Comment une source lumineuse interagit, comment elle se confronte ou elle s’unit. Reste à savoir comment on peut la dompter, cette lumière et là, il y a plusieurs vecteurs. D’abord le choix de la source lumineuse (lumière continue, flashs, …), ensuite les éléments techniques engagés (réflecteurs, boîtes à lumière, parapluies, lightsphere, bols beauté, …), leur positionnement, le décor. Une fois que tout est en place, il reste un paramètre et pas des moindres. La technique photo et sa maîtrise, en adéquation avec l’environnement et la lumière mise en jeu. Une erreur d’appréciation, un ou deux diaphs en plus ou en moins, une sensibilité mal évaluée, un flash mal réglé, une lumière parasite et vous êtes aux fraises ! Vous connaissez la fable de Jean de La Fontaine ? Patience et longueur de temps font plus que force ni que rage. Un conseil. Notez cette maxime sur un post-it et relisez le chaque fois que vous vous planterez. Car en photo de mode et en portrait ça vous arrivera plus souvent qu’à votre tour. Mais dites-vous que la lumière est au bout de votre chemin.

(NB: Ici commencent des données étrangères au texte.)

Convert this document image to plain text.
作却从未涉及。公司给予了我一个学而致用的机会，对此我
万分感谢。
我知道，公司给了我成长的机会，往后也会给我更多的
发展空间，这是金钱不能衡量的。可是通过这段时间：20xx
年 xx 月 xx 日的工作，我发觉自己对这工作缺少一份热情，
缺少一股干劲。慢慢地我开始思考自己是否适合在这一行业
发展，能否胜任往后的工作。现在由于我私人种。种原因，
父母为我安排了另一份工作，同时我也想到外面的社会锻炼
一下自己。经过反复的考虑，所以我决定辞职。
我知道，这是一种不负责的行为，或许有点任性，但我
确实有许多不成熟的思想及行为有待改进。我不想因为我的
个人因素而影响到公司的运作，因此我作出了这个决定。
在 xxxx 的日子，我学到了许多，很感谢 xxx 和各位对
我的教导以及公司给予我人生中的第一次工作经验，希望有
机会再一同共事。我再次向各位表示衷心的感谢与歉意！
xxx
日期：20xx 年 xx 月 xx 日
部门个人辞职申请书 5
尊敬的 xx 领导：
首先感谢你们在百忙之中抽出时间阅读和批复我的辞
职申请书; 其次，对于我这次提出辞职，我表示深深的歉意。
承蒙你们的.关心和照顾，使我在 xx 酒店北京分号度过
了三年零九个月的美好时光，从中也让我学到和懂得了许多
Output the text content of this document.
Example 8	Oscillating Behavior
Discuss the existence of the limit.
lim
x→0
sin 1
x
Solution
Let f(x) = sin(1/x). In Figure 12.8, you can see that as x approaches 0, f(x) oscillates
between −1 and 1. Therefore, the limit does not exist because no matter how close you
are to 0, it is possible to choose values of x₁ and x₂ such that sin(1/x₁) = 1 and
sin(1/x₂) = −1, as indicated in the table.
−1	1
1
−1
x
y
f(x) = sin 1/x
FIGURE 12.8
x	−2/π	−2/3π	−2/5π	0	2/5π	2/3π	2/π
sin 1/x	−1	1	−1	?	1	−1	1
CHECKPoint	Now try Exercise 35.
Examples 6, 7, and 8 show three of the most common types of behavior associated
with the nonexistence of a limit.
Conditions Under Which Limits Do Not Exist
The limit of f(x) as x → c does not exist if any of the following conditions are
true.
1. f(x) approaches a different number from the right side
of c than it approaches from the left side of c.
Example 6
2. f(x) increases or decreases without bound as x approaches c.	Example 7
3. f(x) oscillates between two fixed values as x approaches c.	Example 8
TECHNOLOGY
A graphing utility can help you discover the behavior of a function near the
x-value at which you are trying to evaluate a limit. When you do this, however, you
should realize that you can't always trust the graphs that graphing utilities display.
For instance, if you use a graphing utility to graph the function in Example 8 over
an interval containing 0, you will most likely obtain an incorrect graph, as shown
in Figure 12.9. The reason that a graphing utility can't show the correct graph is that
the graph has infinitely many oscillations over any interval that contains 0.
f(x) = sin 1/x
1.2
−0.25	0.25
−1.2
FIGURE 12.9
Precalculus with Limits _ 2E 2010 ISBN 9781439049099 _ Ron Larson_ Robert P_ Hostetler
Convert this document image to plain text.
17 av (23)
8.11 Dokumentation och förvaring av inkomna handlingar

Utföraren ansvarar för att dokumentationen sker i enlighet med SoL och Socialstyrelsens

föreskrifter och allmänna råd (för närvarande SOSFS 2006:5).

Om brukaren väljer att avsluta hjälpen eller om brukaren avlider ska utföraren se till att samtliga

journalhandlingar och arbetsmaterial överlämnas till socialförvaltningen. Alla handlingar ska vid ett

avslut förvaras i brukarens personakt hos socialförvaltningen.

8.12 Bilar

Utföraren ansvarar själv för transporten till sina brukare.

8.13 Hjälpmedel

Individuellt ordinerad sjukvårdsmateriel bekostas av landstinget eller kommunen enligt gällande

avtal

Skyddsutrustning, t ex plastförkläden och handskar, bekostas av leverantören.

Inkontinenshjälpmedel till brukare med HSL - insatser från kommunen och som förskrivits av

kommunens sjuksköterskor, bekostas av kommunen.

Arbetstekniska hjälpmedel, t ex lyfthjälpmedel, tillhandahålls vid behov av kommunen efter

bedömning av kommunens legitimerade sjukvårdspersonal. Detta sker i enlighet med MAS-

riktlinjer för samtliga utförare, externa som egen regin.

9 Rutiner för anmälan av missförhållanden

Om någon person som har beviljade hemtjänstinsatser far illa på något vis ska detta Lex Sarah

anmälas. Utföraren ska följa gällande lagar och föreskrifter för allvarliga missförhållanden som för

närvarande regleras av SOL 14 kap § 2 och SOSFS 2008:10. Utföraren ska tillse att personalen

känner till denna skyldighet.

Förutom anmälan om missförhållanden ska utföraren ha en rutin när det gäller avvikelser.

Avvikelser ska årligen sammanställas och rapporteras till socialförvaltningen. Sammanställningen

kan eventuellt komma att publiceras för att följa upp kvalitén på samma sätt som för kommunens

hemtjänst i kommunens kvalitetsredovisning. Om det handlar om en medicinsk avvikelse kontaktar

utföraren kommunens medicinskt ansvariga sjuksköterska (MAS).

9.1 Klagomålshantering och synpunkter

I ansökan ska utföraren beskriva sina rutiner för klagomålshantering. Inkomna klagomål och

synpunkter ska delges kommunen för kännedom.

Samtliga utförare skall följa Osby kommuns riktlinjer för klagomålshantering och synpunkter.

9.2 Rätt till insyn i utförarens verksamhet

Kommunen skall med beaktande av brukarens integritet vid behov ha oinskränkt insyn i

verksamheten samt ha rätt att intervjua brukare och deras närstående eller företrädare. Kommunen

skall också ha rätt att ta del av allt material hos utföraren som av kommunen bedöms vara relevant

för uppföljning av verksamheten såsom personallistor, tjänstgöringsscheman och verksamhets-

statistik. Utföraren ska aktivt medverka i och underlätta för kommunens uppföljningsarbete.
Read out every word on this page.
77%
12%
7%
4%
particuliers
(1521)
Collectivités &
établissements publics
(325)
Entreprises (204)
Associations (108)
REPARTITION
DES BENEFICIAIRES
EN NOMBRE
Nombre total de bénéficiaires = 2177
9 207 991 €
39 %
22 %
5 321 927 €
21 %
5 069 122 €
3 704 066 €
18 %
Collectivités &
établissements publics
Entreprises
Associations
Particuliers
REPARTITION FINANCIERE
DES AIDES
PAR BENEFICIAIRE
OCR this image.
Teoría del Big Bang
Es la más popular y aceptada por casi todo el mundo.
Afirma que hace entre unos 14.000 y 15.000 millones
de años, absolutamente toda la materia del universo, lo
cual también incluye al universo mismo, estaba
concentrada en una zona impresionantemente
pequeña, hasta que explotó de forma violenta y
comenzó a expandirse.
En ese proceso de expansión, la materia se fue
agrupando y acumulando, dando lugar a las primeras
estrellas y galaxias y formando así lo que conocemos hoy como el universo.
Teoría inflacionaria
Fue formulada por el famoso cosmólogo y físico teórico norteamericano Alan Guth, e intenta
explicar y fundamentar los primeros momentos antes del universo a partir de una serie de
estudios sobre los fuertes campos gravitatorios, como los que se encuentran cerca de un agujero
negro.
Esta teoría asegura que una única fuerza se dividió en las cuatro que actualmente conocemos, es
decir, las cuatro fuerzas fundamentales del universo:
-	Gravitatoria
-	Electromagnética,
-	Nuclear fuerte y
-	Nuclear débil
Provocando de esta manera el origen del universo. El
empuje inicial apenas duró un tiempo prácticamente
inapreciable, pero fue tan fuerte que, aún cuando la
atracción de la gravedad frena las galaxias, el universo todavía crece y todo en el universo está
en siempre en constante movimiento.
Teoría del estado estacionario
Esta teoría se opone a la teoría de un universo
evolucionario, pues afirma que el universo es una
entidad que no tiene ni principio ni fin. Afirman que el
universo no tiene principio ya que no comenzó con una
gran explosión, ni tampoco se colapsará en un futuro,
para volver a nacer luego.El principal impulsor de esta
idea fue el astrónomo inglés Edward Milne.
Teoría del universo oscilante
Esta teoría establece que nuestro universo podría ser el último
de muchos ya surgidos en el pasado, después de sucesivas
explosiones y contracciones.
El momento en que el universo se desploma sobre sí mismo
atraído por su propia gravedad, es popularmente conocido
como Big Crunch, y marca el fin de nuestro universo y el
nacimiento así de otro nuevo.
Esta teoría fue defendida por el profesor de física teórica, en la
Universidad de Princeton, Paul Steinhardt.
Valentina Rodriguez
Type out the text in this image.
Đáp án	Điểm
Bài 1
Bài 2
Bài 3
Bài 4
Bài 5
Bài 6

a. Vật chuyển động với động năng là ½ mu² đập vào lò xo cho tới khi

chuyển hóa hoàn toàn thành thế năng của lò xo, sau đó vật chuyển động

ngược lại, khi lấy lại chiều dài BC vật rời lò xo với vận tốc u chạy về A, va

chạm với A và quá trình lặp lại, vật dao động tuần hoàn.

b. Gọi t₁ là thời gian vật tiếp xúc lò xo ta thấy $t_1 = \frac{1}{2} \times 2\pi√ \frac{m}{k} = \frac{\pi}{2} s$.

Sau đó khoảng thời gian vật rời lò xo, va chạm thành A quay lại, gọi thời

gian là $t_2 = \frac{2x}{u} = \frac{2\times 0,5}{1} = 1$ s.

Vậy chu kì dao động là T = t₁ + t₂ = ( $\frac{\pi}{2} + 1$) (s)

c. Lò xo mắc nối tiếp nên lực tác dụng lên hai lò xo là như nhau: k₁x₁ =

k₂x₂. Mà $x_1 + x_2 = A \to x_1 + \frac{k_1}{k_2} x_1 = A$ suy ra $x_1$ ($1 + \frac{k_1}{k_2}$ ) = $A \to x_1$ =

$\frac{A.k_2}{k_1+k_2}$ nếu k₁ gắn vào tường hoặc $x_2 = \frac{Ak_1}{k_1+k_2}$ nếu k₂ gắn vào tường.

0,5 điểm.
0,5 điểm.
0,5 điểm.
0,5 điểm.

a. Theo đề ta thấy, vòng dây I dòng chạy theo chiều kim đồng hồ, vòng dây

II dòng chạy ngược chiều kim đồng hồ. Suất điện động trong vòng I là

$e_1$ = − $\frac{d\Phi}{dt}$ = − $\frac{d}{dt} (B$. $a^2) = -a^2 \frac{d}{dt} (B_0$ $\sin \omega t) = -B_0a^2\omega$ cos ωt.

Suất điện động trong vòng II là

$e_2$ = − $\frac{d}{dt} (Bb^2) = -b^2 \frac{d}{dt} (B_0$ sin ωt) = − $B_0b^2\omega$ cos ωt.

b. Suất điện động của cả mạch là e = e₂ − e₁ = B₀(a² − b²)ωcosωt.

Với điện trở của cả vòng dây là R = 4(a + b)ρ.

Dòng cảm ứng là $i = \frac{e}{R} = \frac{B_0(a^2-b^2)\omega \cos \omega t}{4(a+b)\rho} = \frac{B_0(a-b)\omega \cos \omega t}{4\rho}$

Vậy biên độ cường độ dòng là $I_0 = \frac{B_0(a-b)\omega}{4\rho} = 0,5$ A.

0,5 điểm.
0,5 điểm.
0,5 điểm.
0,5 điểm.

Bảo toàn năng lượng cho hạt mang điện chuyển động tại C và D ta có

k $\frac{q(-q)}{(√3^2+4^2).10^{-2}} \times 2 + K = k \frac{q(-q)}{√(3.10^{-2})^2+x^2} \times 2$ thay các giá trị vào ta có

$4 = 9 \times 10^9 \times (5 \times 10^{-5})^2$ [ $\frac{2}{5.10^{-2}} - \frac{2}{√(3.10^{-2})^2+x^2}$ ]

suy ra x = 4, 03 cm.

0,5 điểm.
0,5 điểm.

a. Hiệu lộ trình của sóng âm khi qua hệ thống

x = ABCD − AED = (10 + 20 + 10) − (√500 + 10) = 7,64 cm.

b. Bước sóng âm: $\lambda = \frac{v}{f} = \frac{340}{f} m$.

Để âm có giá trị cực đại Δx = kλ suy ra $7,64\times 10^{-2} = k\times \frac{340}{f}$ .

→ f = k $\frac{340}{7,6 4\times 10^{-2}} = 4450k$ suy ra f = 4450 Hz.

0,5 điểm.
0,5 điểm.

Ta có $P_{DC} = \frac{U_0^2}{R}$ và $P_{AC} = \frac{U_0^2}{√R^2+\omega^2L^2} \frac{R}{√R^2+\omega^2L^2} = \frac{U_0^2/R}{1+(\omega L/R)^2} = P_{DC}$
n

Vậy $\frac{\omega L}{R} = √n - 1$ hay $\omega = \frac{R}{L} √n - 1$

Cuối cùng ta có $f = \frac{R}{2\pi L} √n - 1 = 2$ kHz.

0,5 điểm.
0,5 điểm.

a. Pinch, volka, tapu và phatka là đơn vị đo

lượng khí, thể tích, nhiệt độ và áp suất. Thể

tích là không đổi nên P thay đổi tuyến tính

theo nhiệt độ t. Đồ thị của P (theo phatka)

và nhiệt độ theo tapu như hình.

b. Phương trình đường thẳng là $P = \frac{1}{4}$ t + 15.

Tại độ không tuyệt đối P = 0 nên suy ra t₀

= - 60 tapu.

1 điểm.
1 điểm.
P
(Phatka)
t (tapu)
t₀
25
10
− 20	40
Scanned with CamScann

• Apprendre à apprivoiser la lumière
Et après ? Bizarrement, pensera-t-on, le livre de Rossella Vanon n’aborde pas l’après, à savoir la post-production. Tout au plus évoque-t-elle le shooting en mode connecté, via Capture One Pro mais de la phase de production elle ne dit mot. C’est quelque chose qui peut se comprendre. D’abord, plus la technique et par voie de conséquence l’image sont maîtrisées en amont, plus la post-production et la retouche nécessitent le moins de corrections. C’est le but de ce livre, on peut donc admettre que l’auteure n’engage pas un chapitre sur la post-production, d’ailleurs un chapitre n’y suffirait pas. En revanche, on ne peut pas nier l’aspect essentiel du travail de post-production, surtout dans l’image de mode. Même si un excès de post-traitement a tendance à tuer l’image. Et c’est tout le profit proposé par ce beau bouquin. Maîtriser la lumière, l’apprivoiser plus que la dompter pour donner à vos clichés une personnalité unique.